Texts that I sent my editor detailing my gameplay experience:
The most unique aspect of the game–besides the fact that you can set a forest fire at any moment–is its beast master element. Somewhere along the way (the demo was split into two parts so it’s not clear how you get your companion animal), you adopt a non-human creature who helps you hunt and kill. In my case, it was a wolf that I immediately tried to bludgeon to death for following me because I wasn’t really sure what was happening.
“No! No!” Paola, who’d been standing behind me, cried as she put her hand on my shoulder. “That is your friend! That wolf will help you! You cannot kill it!” The man who’d just switched my demo from the first part to the second pointed at the screen to show me where to go. He was all in black. His floppy manbun and (what I perceived as) guy liner made him almost look like he might have belonged in the game. He sat down next to me on my oversized playing chair, suddenly becoming, along with Paola and J.C., part of the entourage that would help me reach glory.
“My name is Gilles,” said the man-bunned dude in a thick french accent.
“Please play the rest of the game for me,” I responded as I passed him my controller, refusing to take it back until he and the wolf (who you really can’t kill!) were able to get to the next major checkpoint in the game–your first meeting with a rival tribe’s cruel and powerful female chief. Gilles, who kindly told me he was only “okay” because he’d had hours of practice, made the game look incredibly easy, with cool maneuvers and stealth takedowns that someone who really loves the game enough to utilize to its full potential will revel in once they figure out how to do. It takes some hand-eye coordination, but even those of us who aren’t blessed in this are can enjoy the story, the exploration, and the unspeakable joy that comes from finally being able to murder larger and larger animals until (I assume) you can take on one of those f*ckers that you had to run from at the beginning of the game.

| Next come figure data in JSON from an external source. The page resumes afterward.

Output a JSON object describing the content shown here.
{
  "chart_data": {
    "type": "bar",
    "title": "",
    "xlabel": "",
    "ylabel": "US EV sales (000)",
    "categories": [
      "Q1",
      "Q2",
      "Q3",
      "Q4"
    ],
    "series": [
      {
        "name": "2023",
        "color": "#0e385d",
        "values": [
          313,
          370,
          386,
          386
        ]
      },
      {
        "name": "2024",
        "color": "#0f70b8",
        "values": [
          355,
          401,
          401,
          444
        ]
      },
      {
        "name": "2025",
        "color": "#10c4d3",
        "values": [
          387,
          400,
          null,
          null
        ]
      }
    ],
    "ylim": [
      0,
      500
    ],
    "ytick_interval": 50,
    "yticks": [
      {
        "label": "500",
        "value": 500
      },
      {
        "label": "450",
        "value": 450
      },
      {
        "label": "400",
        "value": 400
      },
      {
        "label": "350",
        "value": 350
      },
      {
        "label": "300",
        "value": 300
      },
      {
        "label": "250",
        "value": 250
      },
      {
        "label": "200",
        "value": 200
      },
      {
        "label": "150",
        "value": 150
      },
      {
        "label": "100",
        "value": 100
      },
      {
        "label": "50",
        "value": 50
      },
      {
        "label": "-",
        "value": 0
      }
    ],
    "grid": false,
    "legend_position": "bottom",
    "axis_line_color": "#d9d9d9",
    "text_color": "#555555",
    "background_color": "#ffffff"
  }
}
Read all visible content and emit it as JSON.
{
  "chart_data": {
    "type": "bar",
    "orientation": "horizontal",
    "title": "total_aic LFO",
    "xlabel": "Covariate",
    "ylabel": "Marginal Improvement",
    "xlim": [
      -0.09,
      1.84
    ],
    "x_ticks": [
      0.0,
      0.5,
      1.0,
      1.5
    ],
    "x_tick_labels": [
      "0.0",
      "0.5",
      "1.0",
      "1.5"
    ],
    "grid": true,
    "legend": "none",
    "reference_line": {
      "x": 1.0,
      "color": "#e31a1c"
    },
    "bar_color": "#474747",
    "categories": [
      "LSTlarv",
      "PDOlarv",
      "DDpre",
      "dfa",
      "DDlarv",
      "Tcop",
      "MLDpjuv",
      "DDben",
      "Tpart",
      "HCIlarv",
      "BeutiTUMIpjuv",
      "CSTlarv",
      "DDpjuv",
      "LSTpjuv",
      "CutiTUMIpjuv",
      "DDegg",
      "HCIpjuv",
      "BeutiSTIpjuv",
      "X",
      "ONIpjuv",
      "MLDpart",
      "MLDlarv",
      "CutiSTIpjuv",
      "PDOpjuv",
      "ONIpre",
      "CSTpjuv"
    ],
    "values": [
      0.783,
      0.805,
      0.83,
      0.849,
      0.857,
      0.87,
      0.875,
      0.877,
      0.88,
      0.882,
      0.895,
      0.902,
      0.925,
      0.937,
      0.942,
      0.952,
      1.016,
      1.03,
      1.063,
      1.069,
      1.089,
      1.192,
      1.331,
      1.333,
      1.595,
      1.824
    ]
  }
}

Here’s a picture of Gilles beating the game for me:
I didn’t roll into this hands-on expecting to enjoy the game or needing a team to help me finish playing it. But aside from the several moments I spent in a deep dark cave trying to get out without any light, it was a fantastic experience. If you’re into first-person adventures, have a soft spot for the Far Cry series, or have always dreaming of surviving the Stone Age, you should definitely pick Primal up when it hits stores on February 23.